The Thudama Zayat, [Mandalay]
Photographer: Archaeological Survey of India
Medium: Photographic print
Photograph of the Thudama Zayat at Mandalay in Burma (Myanmar), from the Archaeological Survey of India Collections: Burma Circle, 1903-07. The photograph was taken by an unknown photographer in 1903 under the direction of Taw Sein Ko, the Superintendent of the Archaeological Survey of Burma at the time. Mandalay, in Upper Burma, was the last capital of the Burmese kings and was founded in 1857 by King Mindon Min (reigned 1853-78) in fulfilment of a Buddhist prophecy that a religious centre would be built at the foot of Mandalay Hill. The Thudama Zayat was a Buddhist Convocation Hall and with the nearby Patan Zayat, a Thein or Ordination Hall, was among the structures necessary for the consecration
of the new city.
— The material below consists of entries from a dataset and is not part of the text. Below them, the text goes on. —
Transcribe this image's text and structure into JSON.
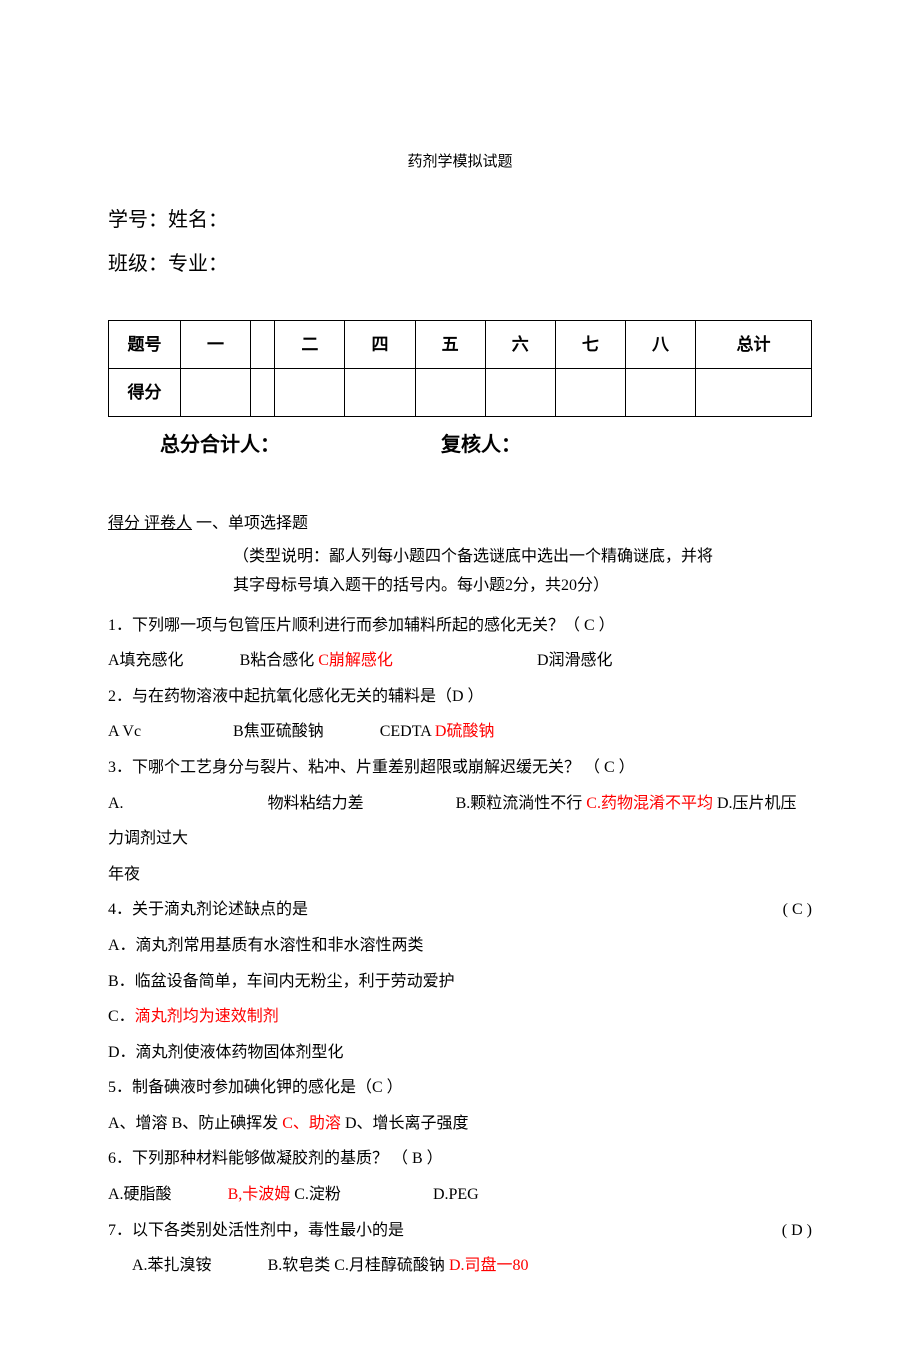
{
  "title": "药剂学模拟试题",
  "student_info": {
    "id_label": "学号：",
    "name_label": "姓名：",
    "class_label": "班级：",
    "major_label": "专业："
  },
  "score_table": {
    "headers": [
      "题号",
      "一",
      "",
      "二",
      "四",
      "五",
      "六",
      "七",
      "八",
      "总计"
    ],
    "score_label": "得分"
  },
  "totals": {
    "sum_label": "总分合计人：",
    "reviewer_label": "复核人："
  },
  "section1": {
    "score_reviewer": "得分 评卷人",
    "title": "一、单项选择题",
    "instruction_l1": "（类型说明：鄙人列每小题四个备选谜底中选出一个精确谜底，并将",
    "instruction_l2": "其字母标号填入题干的括号内。每小题2分，共20分）"
  },
  "questions": {
    "q1": {
      "text": "1．下列哪一项与包管压片顺利进行而参加辅料所起的感化无关？（ C ）",
      "a": "A填充感化",
      "b": "B粘合感化",
      "c": "C崩解感化",
      "d": "D润滑感化"
    },
    "q2": {
      "text": "2．与在药物溶液中起抗氧化感化无关的辅料是（D ）",
      "a": "A Vc",
      "b": "B焦亚硫酸钠",
      "c": "CEDTA",
      "d": "D硫酸钠"
    },
    "q3": {
      "text": "3．下哪个工艺身分与裂片、粘冲、片重差别超限或崩解迟缓无关？  （ C ）",
      "a": "A.",
      "a_text": "物料粘结力差",
      "b": "B.颗粒流淌性不行",
      "c": "C.药物混淆不平均",
      "d": "D.压片机压",
      "cont1": "力调剂过大",
      "cont2": "年夜"
    },
    "q4": {
      "text": "4．关于滴丸剂论述缺点的是",
      "answer": "( C  )",
      "a": "A．滴丸剂常用基质有水溶性和非水溶性两类",
      "b": "B．临盆设备简单，车间内无粉尘，利于劳动爱护",
      "c_prefix": "C．",
      "c_text": "滴丸剂均为速效制剂",
      "d": "D．滴丸剂使液体药物固体剂型化"
    },
    "q5": {
      "text": "5．制备碘液时参加碘化钾的感化是（C ）",
      "a": "A、增溶",
      "b": "B、防止碘挥发",
      "c": "C、助溶",
      "d": "D、增长离子强度"
    },
    "q6": {
      "text": "6．下列那种材料能够做凝胶剂的基质？  （ B ）",
      "a": "A.硬脂酸",
      "b": "B,卡波姆",
      "c": "C.淀粉",
      "d": "D.PEG"
    },
    "q7": {
      "text": "7．以下各类别处活性剂中，毒性最小的是",
      "answer": "( D  )",
      "a": "A.苯扎溴铵",
      "b": "B.软皂类",
      "c": "C.月桂醇硫酸钠",
      "d": "D.司盘一80"
    }
  }
}
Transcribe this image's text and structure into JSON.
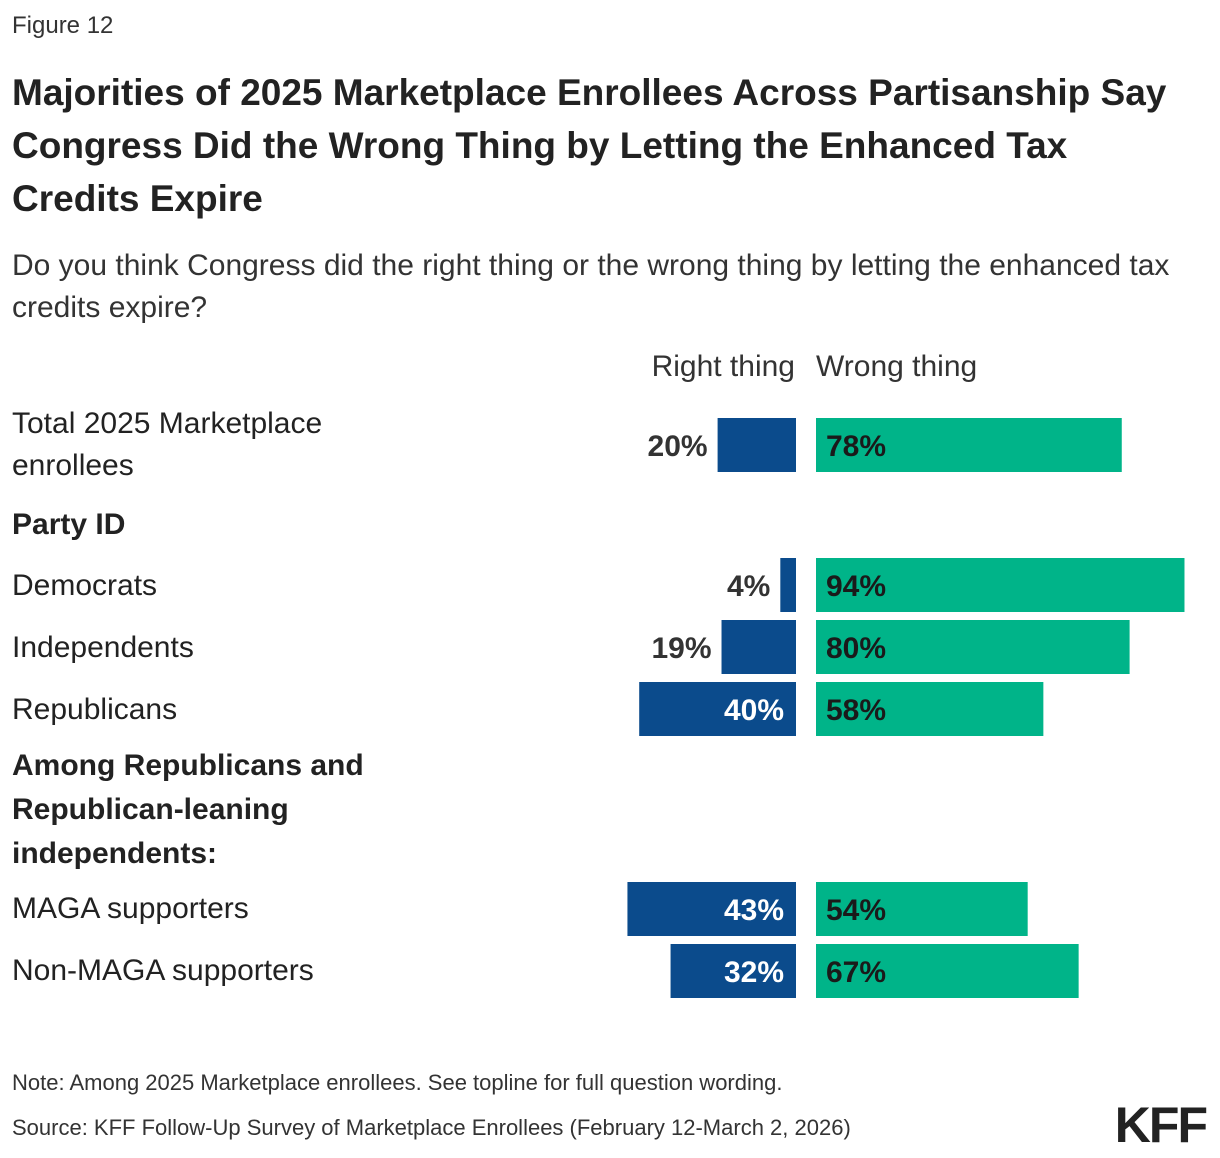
{
  "figure_label": "Figure 12",
  "title": "Majorities of 2025 Marketplace Enrollees Across Partisanship Say Congress Did the Wrong Thing by Letting the Enhanced Tax Credits Expire",
  "subtitle": "Do you think Congress did the right thing or the wrong thing by letting the enhanced tax credits expire?",
  "note": "Note: Among 2025 Marketplace enrollees. See topline for full question wording.",
  "source": "Source: KFF Follow-Up Survey of Marketplace Enrollees (February 12-March 2, 2026)",
  "logo": "KFF",
  "colors": {
    "right": "#0b4b8c",
    "wrong": "#00b489"
  },
  "chart_data": {
    "type": "bar",
    "orientation": "horizontal-diverging",
    "series": [
      {
        "name": "Right thing",
        "values": [
          20,
          4,
          19,
          40,
          43,
          32
        ]
      },
      {
        "name": "Wrong thing",
        "values": [
          78,
          94,
          80,
          58,
          54,
          67
        ]
      }
    ],
    "categories": [
      "Total 2025 Marketplace enrollees",
      "Democrats",
      "Independents",
      "Republicans",
      "MAGA supporters",
      "Non-MAGA supporters"
    ],
    "groups": [
      {
        "label": "Party ID",
        "categories": [
          "Democrats",
          "Independents",
          "Republicans"
        ]
      },
      {
        "label": "Among Republicans and Republican-leaning independents:",
        "categories": [
          "MAGA supporters",
          "Non-MAGA supporters"
        ]
      }
    ],
    "value_labels": {
      "right": [
        "20%",
        "4%",
        "19%",
        "40%",
        "43%",
        "32%"
      ],
      "wrong": [
        "78%",
        "94%",
        "80%",
        "58%",
        "54%",
        "67%"
      ]
    },
    "unit": "%"
  }
}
In his ‘Report on Archaeological Work in Burma for the year 1904-05’ (Rangoon, 1905) Taw Sein Ko wrote: “These buildings are situated at the foot of the Mandalay Hill, Mandalay, and were built by King Mindon in 1859, at the same time as the palace. They were used for holding ecclesiastical convocations and ecclesiastical courts. In 1902, the election of the thathanabaing or Buddhist Archbishop was held in these buildings.” The hall has a three-tiered roof decorated with ornate woodcarving and is shown in a dilapidated state.